Breaking Down Marvel's Secret Wars: X-Men '92

In the weeks following the announcement of the Secret Wars mega-event at New York Comic-Con, [...]

In the weeks following the announcement of the Secret Wars mega-event at New York Comic-Con, Marvel release 15 teaser images for event comics. Perhaps more interesting was that most of those teasers were for events that have already happened.

Last week, we discovered what the teasers were all about. These were the worlds that would come together during the events of Secret Wars to form Battleworld, the battleground planet where the event will take place.

To get you up to speed and excited for the events, we've prepared a series of articles breaking down the events that were teased so that you'll be ready to revisit them next summer. Today, we travel back a couple of decades for:

X-Men '92

What Was It? X-Men '92 is, presumably, a reference to X-Men: The Animated Series, the X-Men cartoon that debuted on Fox Kids in 1992. The series featured a modified version of the X-Men's blue team, dropping Psylocke for Storm and Jean Grey, and used them to tell adaptations of some of the best known and loved X-Men comic book stories, including The Dark Phoenix Saga and Days of Future Past.

Was It Any Good? It was amazing, though it shows its age now. Actually, it kind of showed its age in the animation department from day open. About two months before X-Men: The Animated Series premiered, Fox also premiered Batman: The Animated Series, whose simple character designs and animation style would revolutionize the way western cartoons were made. X-Men: The Animated Series was too far along to pick up on that trend, and instead featured overly muscled characters, with more detail than the animators could really handle. It did the best it could, but it was among the last of dying breed.

That said, it more than made up for its animation with excellent storytelling, sacrificing none of the soap opera drama and complexities of the X-Men comics that inspired it.

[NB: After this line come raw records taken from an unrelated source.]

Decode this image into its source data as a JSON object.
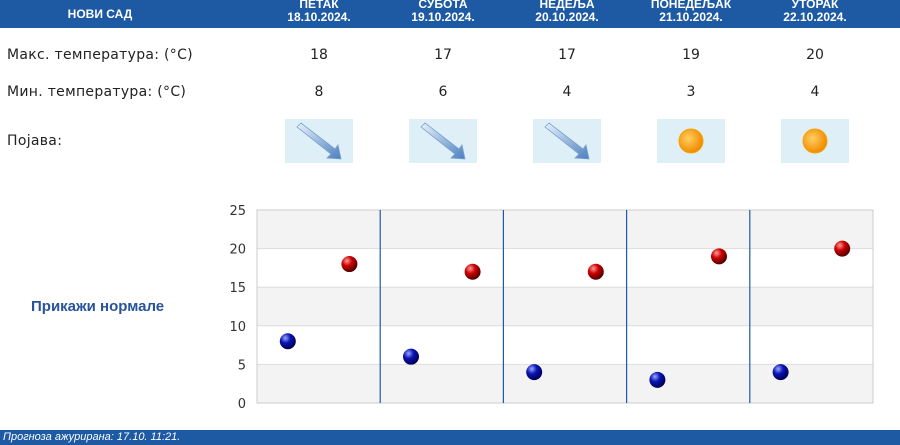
{
  "header": {
    "city": "НОВИ САД"
  },
  "days": [
    {
      "name": "ПЕТАК",
      "date": "18.10.2024.",
      "max": "18",
      "min": "8",
      "weather": "wind-icon"
    },
    {
      "name": "СУБОТА",
      "date": "19.10.2024.",
      "max": "17",
      "min": "6",
      "weather": "wind-icon"
    },
    {
      "name": "НЕДЕЉА",
      "date": "20.10.2024.",
      "max": "17",
      "min": "4",
      "weather": "wind-icon"
    },
    {
      "name": "ПОНЕДЕЉАК",
      "date": "21.10.2024.",
      "max": "19",
      "min": "3",
      "weather": "sun-icon"
    },
    {
      "name": "УТОРАК",
      "date": "22.10.2024.",
      "max": "20",
      "min": "4",
      "weather": "sun-icon"
    }
  ],
  "labels": {
    "max_temp": "Макс. температура: (°C)",
    "min_temp": "Мин. температура: (°C)",
    "weather": "Појава:"
  },
  "normals_link": "Прикажи нормале",
  "footer": "Прогноза ажурирана:  17.10. 11:21.",
  "colors": {
    "header": "#1d5aa3",
    "max_point": "#cc0000",
    "min_point": "#0a14b4",
    "link": "#27549a"
  },
  "chart_data": {
    "type": "scatter",
    "categories": [
      "ПЕТАК",
      "СУБОТА",
      "НЕДЕЉА",
      "ПОНЕДЕЉАК",
      "УТОРАК"
    ],
    "series": [
      {
        "values": [
          18,
          17,
          17,
          19,
          20
        ],
        "color": "#cc0000"
      },
      {
        "values": [
          8,
          6,
          4,
          3,
          4
        ],
        "color": "#0a14b4"
      }
    ],
    "yticks": [
      "0",
      "5",
      "10",
      "15",
      "20",
      "25"
    ],
    "ylim": [
      0,
      25
    ],
    "grid": true
  }
}
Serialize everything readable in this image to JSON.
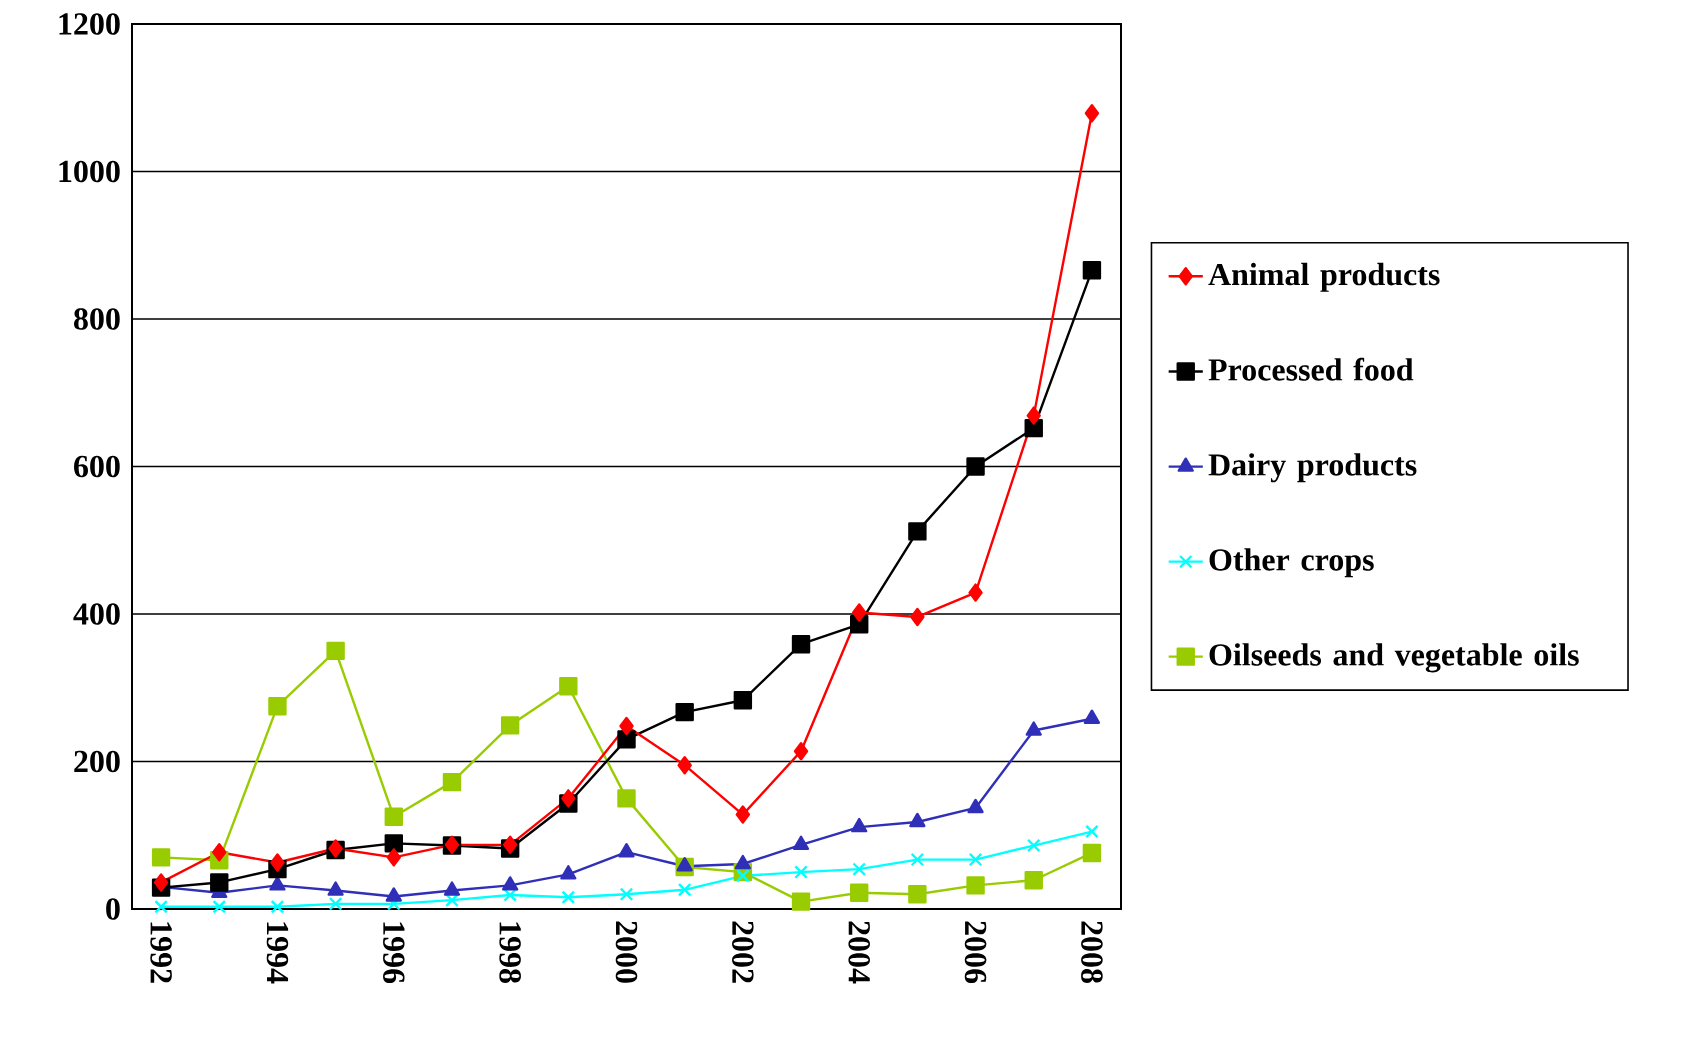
{
  "chart_data": {
    "type": "line",
    "x": [
      1992,
      1993,
      1994,
      1995,
      1996,
      1997,
      1998,
      1999,
      2000,
      2001,
      2002,
      2003,
      2004,
      2005,
      2006,
      2007,
      2008
    ],
    "series": [
      {
        "name": "Animal products",
        "color": "#ff0000",
        "marker": "diamond",
        "values": [
          36,
          77,
          63,
          82,
          70,
          87,
          87,
          150,
          248,
          195,
          128,
          214,
          402,
          396,
          429,
          669,
          1079
        ]
      },
      {
        "name": "Processed food",
        "color": "#000000",
        "marker": "square",
        "values": [
          29,
          36,
          54,
          80,
          89,
          86,
          82,
          143,
          230,
          267,
          283,
          359,
          386,
          512,
          600,
          652,
          866
        ]
      },
      {
        "name": "Dairy products",
        "color": "#2f2fb8",
        "marker": "triangle",
        "values": [
          30,
          22,
          32,
          25,
          17,
          25,
          32,
          47,
          77,
          58,
          61,
          87,
          111,
          118,
          137,
          242,
          258
        ]
      },
      {
        "name": "Other crops",
        "color": "#00ffff",
        "marker": "cross",
        "values": [
          3,
          3,
          3,
          7,
          7,
          12,
          19,
          16,
          20,
          26,
          45,
          50,
          54,
          67,
          67,
          86,
          105
        ]
      },
      {
        "name": "Oilseeds and vegetable oils",
        "color": "#99cc00",
        "marker": "square",
        "values": [
          70,
          66,
          275,
          350,
          125,
          172,
          249,
          302,
          150,
          57,
          50,
          10,
          22,
          20,
          32,
          39,
          76
        ]
      }
    ],
    "xlim": [
      1991.5,
      2008.5
    ],
    "xticks": [
      1992,
      1994,
      1996,
      1998,
      2000,
      2002,
      2004,
      2006,
      2008
    ],
    "ylim": [
      0,
      1200
    ],
    "yticks": [
      0,
      200,
      400,
      600,
      800,
      1000,
      1200
    ],
    "grid": "y",
    "legend": "right",
    "line_style": "solid"
  }
}
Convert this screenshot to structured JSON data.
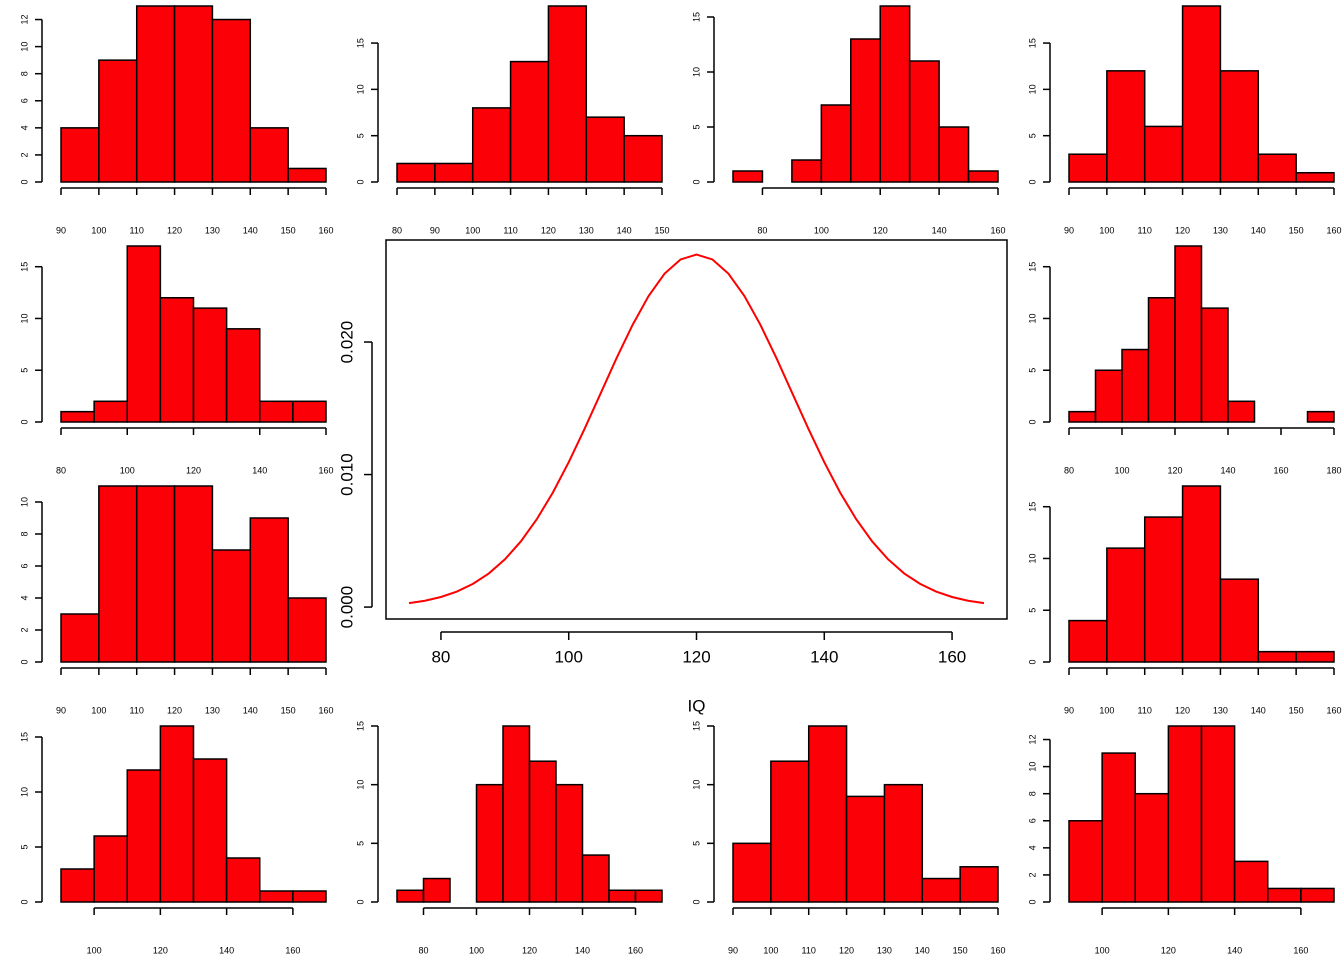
{
  "chart_data": [
    {
      "type": "histogram",
      "bins": [
        90,
        100,
        110,
        120,
        130,
        140,
        150,
        160
      ],
      "values": [
        4,
        9,
        13,
        13,
        12,
        4,
        1
      ],
      "color": "#fb0007",
      "xlim": [
        90,
        160
      ],
      "xticks": [
        90,
        100,
        110,
        120,
        130,
        140,
        150,
        160
      ],
      "ylim": [
        0,
        13
      ],
      "yticks": [
        0,
        2,
        4,
        6,
        8,
        10,
        12
      ]
    },
    {
      "type": "histogram",
      "bins": [
        80,
        90,
        100,
        110,
        120,
        130,
        140,
        150
      ],
      "values": [
        2,
        2,
        8,
        13,
        19,
        7,
        5
      ],
      "color": "#fb0007",
      "xlim": [
        80,
        150
      ],
      "xticks": [
        80,
        90,
        100,
        110,
        120,
        130,
        140,
        150
      ],
      "ylim": [
        0,
        19
      ],
      "yticks": [
        0,
        5,
        10,
        15
      ]
    },
    {
      "type": "histogram",
      "bins": [
        70,
        80,
        90,
        100,
        110,
        120,
        130,
        140,
        150,
        160
      ],
      "values": [
        1,
        0,
        2,
        7,
        13,
        16,
        11,
        5,
        1
      ],
      "color": "#fb0007",
      "xlim": [
        70,
        160
      ],
      "xticks": [
        80,
        100,
        120,
        140,
        160
      ],
      "ylim": [
        0,
        16
      ],
      "yticks": [
        0,
        5,
        10,
        15
      ]
    },
    {
      "type": "histogram",
      "bins": [
        90,
        100,
        110,
        120,
        130,
        140,
        150,
        160
      ],
      "values": [
        3,
        12,
        6,
        19,
        12,
        3,
        1
      ],
      "color": "#fb0007",
      "xlim": [
        90,
        160
      ],
      "xticks": [
        90,
        100,
        110,
        120,
        130,
        140,
        150,
        160
      ],
      "ylim": [
        0,
        19
      ],
      "yticks": [
        0,
        5,
        10,
        15
      ]
    },
    {
      "type": "histogram",
      "bins": [
        80,
        90,
        100,
        110,
        120,
        130,
        140,
        150,
        160
      ],
      "values": [
        1,
        2,
        17,
        12,
        11,
        9,
        2,
        2
      ],
      "color": "#fb0007",
      "xlim": [
        80,
        160
      ],
      "xticks": [
        80,
        100,
        120,
        140,
        160
      ],
      "ylim": [
        0,
        17
      ],
      "yticks": [
        0,
        5,
        10,
        15
      ]
    },
    {
      "type": "line",
      "x": [
        75,
        77.5,
        80,
        82.5,
        85,
        87.5,
        90,
        92.5,
        95,
        97.5,
        100,
        102.5,
        105,
        107.5,
        110,
        112.5,
        115,
        117.5,
        120,
        122.5,
        125,
        127.5,
        130,
        132.5,
        135,
        137.5,
        140,
        142.5,
        145,
        147.5,
        150,
        152.5,
        155,
        157.5,
        160,
        162.5,
        165
      ],
      "values": [
        0.0003,
        0.00048,
        0.00076,
        0.00117,
        0.00175,
        0.00254,
        0.0036,
        0.00495,
        0.00663,
        0.00863,
        0.01093,
        0.01347,
        0.01613,
        0.0188,
        0.0213,
        0.02347,
        0.02516,
        0.02623,
        0.0266,
        0.02623,
        0.02516,
        0.02347,
        0.0213,
        0.0188,
        0.01613,
        0.01347,
        0.01093,
        0.00863,
        0.00663,
        0.00495,
        0.0036,
        0.00254,
        0.00175,
        0.00117,
        0.00076,
        0.00048,
        0.0003
      ],
      "color": "#ff0000",
      "xlim": [
        71.4,
        168.6
      ],
      "xticks": [
        80,
        100,
        120,
        140,
        160
      ],
      "ylim": [
        -0.0009,
        0.0277
      ],
      "yticks": [
        {
          "value": 0,
          "label": "0.000"
        },
        {
          "value": 0.01,
          "label": "0.010"
        },
        {
          "value": 0.02,
          "label": "0.020"
        }
      ],
      "xlabel": "IQ"
    },
    {
      "type": "histogram",
      "bins": [
        80,
        90,
        100,
        110,
        120,
        130,
        140,
        150,
        160,
        170,
        180
      ],
      "values": [
        1,
        5,
        7,
        12,
        17,
        11,
        2,
        0,
        0,
        1
      ],
      "color": "#fb0007",
      "xlim": [
        80,
        180
      ],
      "xticks": [
        80,
        100,
        120,
        140,
        160,
        180
      ],
      "ylim": [
        0,
        17
      ],
      "yticks": [
        0,
        5,
        10,
        15
      ]
    },
    {
      "type": "histogram",
      "bins": [
        90,
        100,
        110,
        120,
        130,
        140,
        150,
        160
      ],
      "values": [
        3,
        11,
        11,
        11,
        7,
        9,
        4
      ],
      "color": "#fb0007",
      "xlim": [
        90,
        160
      ],
      "xticks": [
        90,
        100,
        110,
        120,
        130,
        140,
        150,
        160
      ],
      "ylim": [
        0,
        11
      ],
      "yticks": [
        0,
        2,
        4,
        6,
        8,
        10
      ]
    },
    {
      "type": "histogram",
      "bins": [
        90,
        100,
        110,
        120,
        130,
        140,
        150,
        160
      ],
      "values": [
        4,
        11,
        14,
        17,
        8,
        1,
        1
      ],
      "color": "#fb0007",
      "xlim": [
        90,
        160
      ],
      "xticks": [
        90,
        100,
        110,
        120,
        130,
        140,
        150,
        160
      ],
      "ylim": [
        0,
        17
      ],
      "yticks": [
        0,
        5,
        10,
        15
      ]
    },
    {
      "type": "histogram",
      "bins": [
        90,
        100,
        110,
        120,
        130,
        140,
        150,
        160,
        170
      ],
      "values": [
        3,
        6,
        12,
        16,
        13,
        4,
        1,
        1
      ],
      "color": "#fb0007",
      "xlim": [
        90,
        170
      ],
      "xticks": [
        100,
        120,
        140,
        160
      ],
      "ylim": [
        0,
        16
      ],
      "yticks": [
        0,
        5,
        10,
        15
      ]
    },
    {
      "type": "histogram",
      "bins": [
        70,
        80,
        90,
        100,
        110,
        120,
        130,
        140,
        150,
        160,
        170
      ],
      "values": [
        1,
        2,
        0,
        10,
        15,
        12,
        10,
        4,
        1,
        1
      ],
      "color": "#fb0007",
      "xlim": [
        70,
        170
      ],
      "xticks": [
        80,
        100,
        120,
        140,
        160
      ],
      "ylim": [
        0,
        15
      ],
      "yticks": [
        0,
        5,
        10,
        15
      ]
    },
    {
      "type": "histogram",
      "bins": [
        90,
        100,
        110,
        120,
        130,
        140,
        150,
        160
      ],
      "values": [
        5,
        12,
        15,
        9,
        10,
        2,
        3
      ],
      "color": "#fb0007",
      "xlim": [
        90,
        160
      ],
      "xticks": [
        90,
        100,
        110,
        120,
        130,
        140,
        150,
        160
      ],
      "ylim": [
        0,
        15
      ],
      "yticks": [
        0,
        5,
        10,
        15
      ]
    },
    {
      "type": "histogram",
      "bins": [
        90,
        100,
        110,
        120,
        130,
        140,
        150,
        160,
        170
      ],
      "values": [
        6,
        11,
        8,
        13,
        13,
        3,
        1,
        1
      ],
      "color": "#fb0007",
      "xlim": [
        90,
        170
      ],
      "xticks": [
        100,
        120,
        140,
        160
      ],
      "ylim": [
        0,
        13
      ],
      "yticks": [
        0,
        2,
        4,
        6,
        8,
        10,
        12
      ]
    }
  ]
}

This is especially true of the show's earliest seasons, which engaged in long form storytelling not seen in animation at the time, using the first season to tell a complete Sentinel saga, and the second to tell The Dark Phoenix Saga.

Significant Deaths: Death is another thing that was not lost in translation from comics to animation. The two part pilot featured the "death" of Morph, a character created especially for the show. While it would eventually be revealed that Morph survived his unfortunate Sentinel encounter, the series does nothing to comfort young viewers when he's lost. Morph's death is the catalyst for Wolverine's entire character arc in the show's early days, and fuels the conflict between him and Cyclops as much as the love triangle between the two of them and Jean Grey.

Jean Grey is other major "death" from the series. In order to pull off The Dark Phoenix Saga right, Jean has to die, and so she does (though she doesn't commit suicide like she does in the comics). Unfortunately, the impact of this was lessened a bit by the network, who chose to air the episodes out of order. Following Jean's death, there was supposed to be an episode of Cyclops mourning for her, with Jean returning only in the episode's very last moments. Instead, Fox aired a later episode, with Jean Grey walking and talking as if the Phoenix Saga had never happened. Even more confusing was their decision to air the episode of mourning in the middle of a later season, with no explanation for why Jean was suddenly dead again. The episode is a great epilogue to The Dark Phoenix Saga if watched in the proper order, but makes no sense otherwise.

Lasting Consequences: Since it was a cartoon, the series didn't have any direct consequences for the Marvel Universe. However, it did bring the X-Men to a whole new generation of fans, and made the characters that made up the animated team – Cyclops, Jean, Wolverine, Gambit, Rogue, Storm, Jubilee, Beast, and Professor X – the X-Men for many fans.

The Teaser: The teaser is simply most of the team from the animated series assembled. I'm guessing that X-Men '92 will bring to world where the dream of the '90s is still alive (no, not Portand).

X-Men '92 #1 is set for release summer 2015. Secret Wars begins May 2015.